Common sense in Paine’s day was based on the widely-shared sense of injustice and repression that essentially law-abiding people experienced, very deeply, toward a pitiless and arrogant junta. This was what they had in common and it contributed to a shared common sense of necessary justice. They were not being fed paedo-panic propaganda en masse on a daily basis courtesy of CEOP, the NSPCC and their friends in the corporate digital media. They were instead using their own rational faculties to make up their own minds about their lived experiences under the junta.

It seems to me that CEOP and the NSPCC with their media allies have invested a vast amount of time and effort in disseminating fear-and-loathing propaganda deliberately aimed at creating a new common sense, a common sense concocted by privileged, well-remunerated agents of the state aiming to continually expand their income streams, their influence and their prestige. This is a top-down common sense wholly at odds with Paine’s ground-up common sense.

I dislike the ideological creation of biological monsters. Nothing good ever comes from this. Lynch mobs, vigilante thugs and cash-and-publicity-hungry propagandists serving their own interests are the only beneficiaries.

I consider it profoundly unethical and unjust to assess people on the basis of spurious categories such as “sex offender”. The life-long restrictions and punishments imposed on such individuals for the most trifling of “offences” do not apply to serial granny-bashers, drug gangsters or incorrigible burglars. And I would be utterly opposed to such blanket measures if they did.

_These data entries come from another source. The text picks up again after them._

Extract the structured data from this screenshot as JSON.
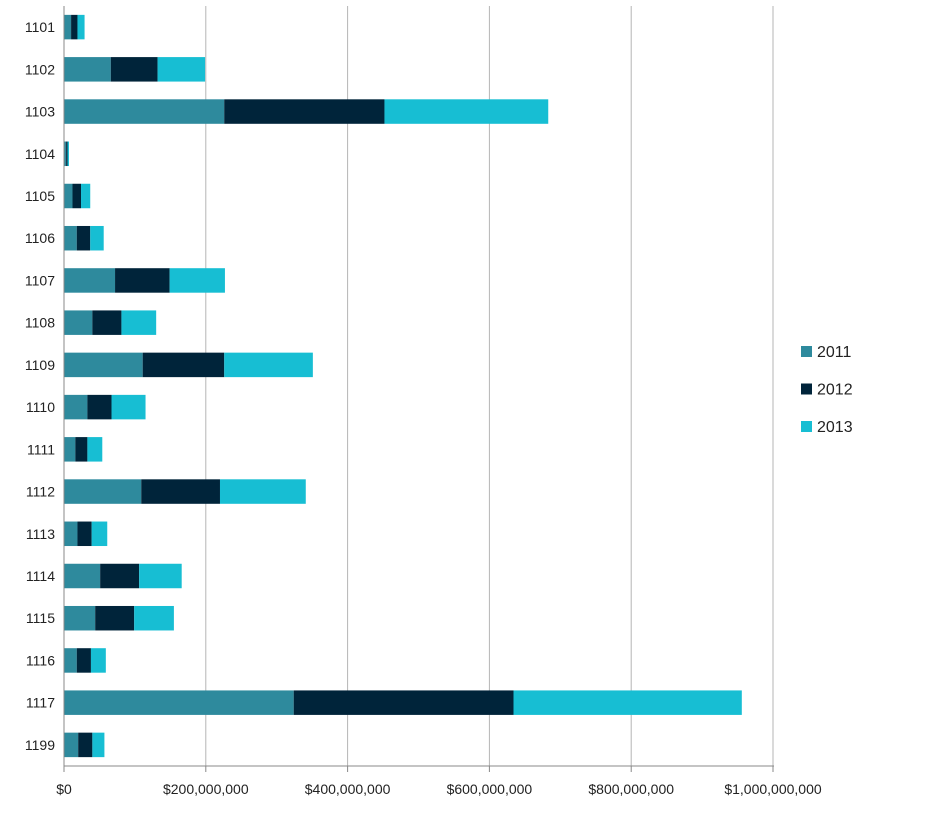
{
  "chart_data": {
    "type": "bar",
    "orientation": "horizontal",
    "stacked": true,
    "title": "",
    "xlabel": "",
    "ylabel": "",
    "categories": [
      "1101",
      "1102",
      "1103",
      "1104",
      "1105",
      "1106",
      "1107",
      "1108",
      "1109",
      "1110",
      "1111",
      "1112",
      "1113",
      "1114",
      "1115",
      "1116",
      "1117",
      "1199"
    ],
    "series": [
      {
        "name": "2011",
        "color": "#2e8a9d",
        "values": [
          10000000,
          66000000,
          226000000,
          3000000,
          12000000,
          18000000,
          72000000,
          40000000,
          111000000,
          33000000,
          16000000,
          109000000,
          19000000,
          51000000,
          44000000,
          18000000,
          324000000,
          20000000
        ]
      },
      {
        "name": "2012",
        "color": "#00243a",
        "values": [
          9000000,
          66000000,
          226000000,
          2000000,
          12000000,
          19000000,
          77000000,
          41000000,
          115000000,
          34000000,
          17000000,
          111000000,
          20000000,
          55000000,
          55000000,
          20000000,
          310000000,
          20000000
        ]
      },
      {
        "name": "2013",
        "color": "#17bed3",
        "values": [
          10000000,
          67000000,
          231000000,
          2000000,
          13000000,
          19000000,
          78000000,
          49000000,
          125000000,
          48000000,
          21000000,
          121000000,
          22000000,
          60000000,
          56000000,
          21000000,
          322000000,
          17000000
        ]
      }
    ],
    "xlim": [
      0,
      1000000000
    ],
    "xticks": [
      0,
      200000000,
      400000000,
      600000000,
      800000000,
      1000000000
    ],
    "xtick_labels": [
      "$0",
      "$200,000,000",
      "$400,000,000",
      "$600,000,000",
      "$800,000,000",
      "$1,000,000,000"
    ],
    "grid": "vertical",
    "legend": "right"
  }
}
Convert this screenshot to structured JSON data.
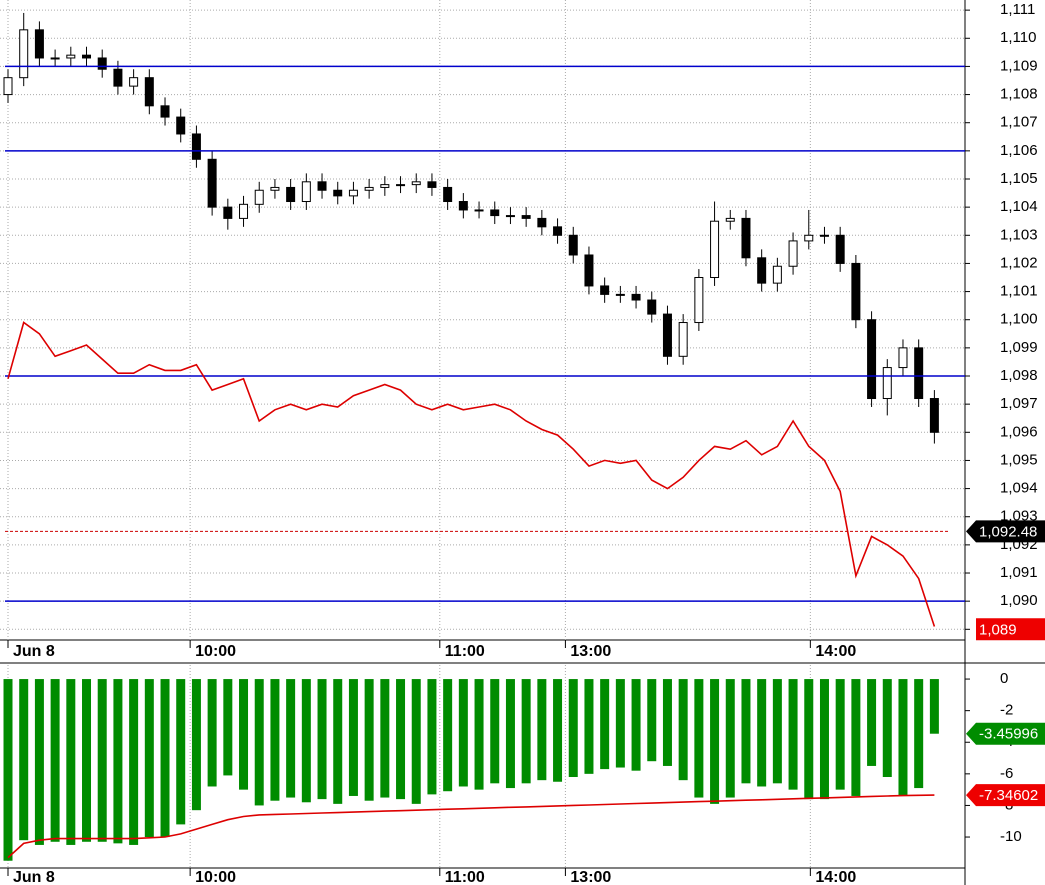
{
  "chart_data": [
    {
      "type": "candlestick",
      "xlim": [
        -0.51,
        60.95
      ],
      "xticks": [
        {
          "value": 0,
          "label": "Jun 8"
        },
        {
          "value": 11.6,
          "label": "10:00"
        },
        {
          "value": 27.5,
          "label": "11:00"
        },
        {
          "value": 35.5,
          "label": "13:00"
        },
        {
          "value": 51.1,
          "label": "14:00"
        }
      ],
      "ylim": [
        1088.62,
        1111.36
      ],
      "yticks": [
        {
          "value": 1089,
          "label": "1,089"
        },
        {
          "value": 1090,
          "label": "1,090"
        },
        {
          "value": 1091,
          "label": "1,091"
        },
        {
          "value": 1092,
          "label": "1,092"
        },
        {
          "value": 1093,
          "label": "1,093"
        },
        {
          "value": 1094,
          "label": "1,094"
        },
        {
          "value": 1095,
          "label": "1,095"
        },
        {
          "value": 1096,
          "label": "1,096"
        },
        {
          "value": 1097,
          "label": "1,097"
        },
        {
          "value": 1098,
          "label": "1,098"
        },
        {
          "value": 1099,
          "label": "1,099"
        },
        {
          "value": 1100,
          "label": "1,100"
        },
        {
          "value": 1101,
          "label": "1,101"
        },
        {
          "value": 1102,
          "label": "1,102"
        },
        {
          "value": 1103,
          "label": "1,103"
        },
        {
          "value": 1104,
          "label": "1,104"
        },
        {
          "value": 1105,
          "label": "1,105"
        },
        {
          "value": 1106,
          "label": "1,106"
        },
        {
          "value": 1107,
          "label": "1,107"
        },
        {
          "value": 1108,
          "label": "1,108"
        },
        {
          "value": 1109,
          "label": "1,109"
        },
        {
          "value": 1110,
          "label": "1,110"
        },
        {
          "value": 1111,
          "label": "1,111"
        }
      ],
      "grid": true,
      "open": [
        1108.0,
        1108.6,
        1110.3,
        1109.3,
        1109.3,
        1109.4,
        1109.3,
        1108.9,
        1108.3,
        1108.6,
        1107.6,
        1107.2,
        1106.6,
        1105.7,
        1104.0,
        1103.6,
        1104.1,
        1104.6,
        1104.7,
        1104.2,
        1104.9,
        1104.6,
        1104.4,
        1104.6,
        1104.7,
        1104.8,
        1104.8,
        1104.9,
        1104.7,
        1104.2,
        1103.9,
        1103.9,
        1103.7,
        1103.7,
        1103.6,
        1103.3,
        1103.0,
        1102.3,
        1101.2,
        1100.9,
        1100.9,
        1100.7,
        1100.2,
        1098.7,
        1099.9,
        1101.5,
        1103.5,
        1103.6,
        1102.2,
        1101.3,
        1101.9,
        1102.8,
        1103.0,
        1103.0,
        1102.0,
        1100.0,
        1097.2,
        1098.3,
        1099.0,
        1097.2
      ],
      "high": [
        1108.9,
        1110.9,
        1110.6,
        1109.6,
        1109.7,
        1109.7,
        1109.6,
        1109.2,
        1108.9,
        1108.9,
        1107.9,
        1107.5,
        1106.9,
        1106.0,
        1104.3,
        1104.4,
        1104.9,
        1105.0,
        1105.0,
        1105.2,
        1105.2,
        1104.9,
        1104.9,
        1105.0,
        1105.1,
        1105.1,
        1105.2,
        1105.2,
        1105.0,
        1104.5,
        1104.2,
        1104.2,
        1104.0,
        1104.0,
        1103.9,
        1103.6,
        1103.3,
        1102.6,
        1101.5,
        1101.2,
        1101.2,
        1101.0,
        1100.5,
        1100.2,
        1101.8,
        1104.2,
        1103.9,
        1103.9,
        1102.5,
        1102.2,
        1103.1,
        1103.9,
        1103.3,
        1103.3,
        1102.3,
        1100.3,
        1098.6,
        1099.3,
        1099.3,
        1097.5
      ],
      "low": [
        1107.7,
        1108.3,
        1109.0,
        1109.0,
        1109.0,
        1109.0,
        1108.6,
        1108.0,
        1108.0,
        1107.3,
        1106.9,
        1106.3,
        1105.4,
        1103.7,
        1103.2,
        1103.3,
        1103.8,
        1104.3,
        1103.9,
        1103.9,
        1104.3,
        1104.1,
        1104.1,
        1104.3,
        1104.4,
        1104.5,
        1104.5,
        1104.4,
        1103.9,
        1103.6,
        1103.6,
        1103.4,
        1103.4,
        1103.3,
        1103.0,
        1102.7,
        1102.0,
        1100.9,
        1100.6,
        1100.6,
        1100.4,
        1099.9,
        1098.4,
        1098.4,
        1099.6,
        1101.2,
        1103.2,
        1101.9,
        1101.0,
        1101.0,
        1101.6,
        1102.5,
        1102.7,
        1101.7,
        1099.7,
        1096.9,
        1096.6,
        1098.0,
        1096.9,
        1095.6
      ],
      "close": [
        1108.6,
        1110.3,
        1109.3,
        1109.3,
        1109.4,
        1109.3,
        1108.9,
        1108.3,
        1108.6,
        1107.6,
        1107.2,
        1106.6,
        1105.7,
        1104.0,
        1103.6,
        1104.1,
        1104.6,
        1104.7,
        1104.2,
        1104.9,
        1104.6,
        1104.4,
        1104.6,
        1104.7,
        1104.8,
        1104.8,
        1104.9,
        1104.7,
        1104.2,
        1103.9,
        1103.9,
        1103.7,
        1103.7,
        1103.6,
        1103.3,
        1103.0,
        1102.3,
        1101.2,
        1100.9,
        1100.9,
        1100.7,
        1100.2,
        1098.7,
        1099.9,
        1101.5,
        1103.5,
        1103.6,
        1102.2,
        1101.3,
        1101.9,
        1102.8,
        1103.0,
        1103.0,
        1102.0,
        1100.0,
        1097.2,
        1098.3,
        1099.0,
        1097.2,
        1096.0
      ],
      "line": {
        "color": "#dd0000",
        "values": [
          1097.9,
          1099.9,
          1099.5,
          1098.7,
          1098.9,
          1099.1,
          1098.6,
          1098.1,
          1098.1,
          1098.4,
          1098.2,
          1098.2,
          1098.4,
          1097.5,
          1097.7,
          1097.9,
          1096.4,
          1096.8,
          1097.0,
          1096.8,
          1097.0,
          1096.9,
          1097.3,
          1097.5,
          1097.7,
          1097.5,
          1097.0,
          1096.8,
          1097.0,
          1096.8,
          1096.9,
          1097.0,
          1096.8,
          1096.4,
          1096.1,
          1095.9,
          1095.4,
          1094.8,
          1095.0,
          1094.9,
          1095.0,
          1094.3,
          1094.0,
          1094.4,
          1095.0,
          1095.5,
          1095.4,
          1095.7,
          1095.2,
          1095.5,
          1096.4,
          1095.5,
          1095.0,
          1093.9,
          1090.9,
          1092.3,
          1092.0,
          1091.6,
          1090.8,
          1089.1
        ]
      },
      "hlines": {
        "color": "#0000cc",
        "values": [
          1109,
          1106,
          1098,
          1090
        ]
      },
      "tags": [
        {
          "value": 1092.48,
          "label": "1,092.48",
          "color": "#000000",
          "arrow": true,
          "line_color": "#cc0000"
        },
        {
          "value": 1089,
          "label": "1,089",
          "color": "#ee0000",
          "arrow": false
        }
      ]
    },
    {
      "type": "bar",
      "xlim": [
        -0.51,
        60.95
      ],
      "xticks": [
        {
          "value": 0,
          "label": "Jun 8"
        },
        {
          "value": 11.6,
          "label": "10:00"
        },
        {
          "value": 27.5,
          "label": "11:00"
        },
        {
          "value": 35.5,
          "label": "13:00"
        },
        {
          "value": 51.1,
          "label": "14:00"
        }
      ],
      "ylim": [
        -11.96,
        0.89
      ],
      "yticks": [
        0,
        -2,
        -4,
        -6,
        -8,
        -10
      ],
      "grid": false,
      "color": "#008c00",
      "values": [
        -11.5,
        -10.2,
        -10.5,
        -10.3,
        -10.5,
        -10.3,
        -10.3,
        -10.4,
        -10.5,
        -10.0,
        -10.0,
        -9.2,
        -8.3,
        -6.8,
        -6.1,
        -7.0,
        -8.0,
        -7.7,
        -7.5,
        -7.8,
        -7.6,
        -7.9,
        -7.4,
        -7.7,
        -7.5,
        -7.6,
        -7.9,
        -7.3,
        -7.1,
        -6.8,
        -7.0,
        -6.6,
        -6.9,
        -6.6,
        -6.4,
        -6.5,
        -6.2,
        -6.0,
        -5.7,
        -5.6,
        -5.8,
        -5.2,
        -5.5,
        -6.4,
        -7.5,
        -7.9,
        -7.5,
        -6.6,
        -6.8,
        -6.6,
        -7.0,
        -7.6,
        -7.6,
        -7.0,
        -7.4,
        -5.5,
        -6.2,
        -7.4,
        -6.9,
        -3.45996
      ],
      "line": {
        "color": "#dd0000",
        "values": [
          -11.3,
          -10.4,
          -10.2,
          -10.1,
          -10.1,
          -10.1,
          -10.1,
          -10.1,
          -10.1,
          -10.05,
          -10.0,
          -9.8,
          -9.5,
          -9.2,
          -8.9,
          -8.7,
          -8.6,
          -8.57,
          -8.54,
          -8.51,
          -8.48,
          -8.45,
          -8.42,
          -8.39,
          -8.36,
          -8.33,
          -8.3,
          -8.27,
          -8.24,
          -8.21,
          -8.18,
          -8.15,
          -8.12,
          -8.09,
          -8.06,
          -8.03,
          -8.0,
          -7.97,
          -7.94,
          -7.91,
          -7.88,
          -7.85,
          -7.82,
          -7.79,
          -7.76,
          -7.73,
          -7.7,
          -7.67,
          -7.64,
          -7.61,
          -7.58,
          -7.55,
          -7.52,
          -7.49,
          -7.46,
          -7.43,
          -7.4,
          -7.38,
          -7.36,
          -7.34602
        ]
      },
      "tags": [
        {
          "value": -3.45996,
          "color": "#008c00",
          "arrow": true
        },
        {
          "value": -7.34602,
          "color": "#ee0000",
          "arrow": true
        }
      ]
    }
  ]
}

The individual and the specific circumstances and nature of their crime should be assessed, not the category of criminal they are presumed to be. Jean Genet was an unpleasant thug and a ruthless thief as a youngster, yet became one of France’s greatest 20th century writers. Given the chance, while some people will fail, others can and do change and grow from their errors. No one should be pre-emptively denied such chances in a rational and humane justice system.
Jo It seems common sense to me that sex offenders, child abusers and killers, whether of adults or children, should not be allowed to adopt.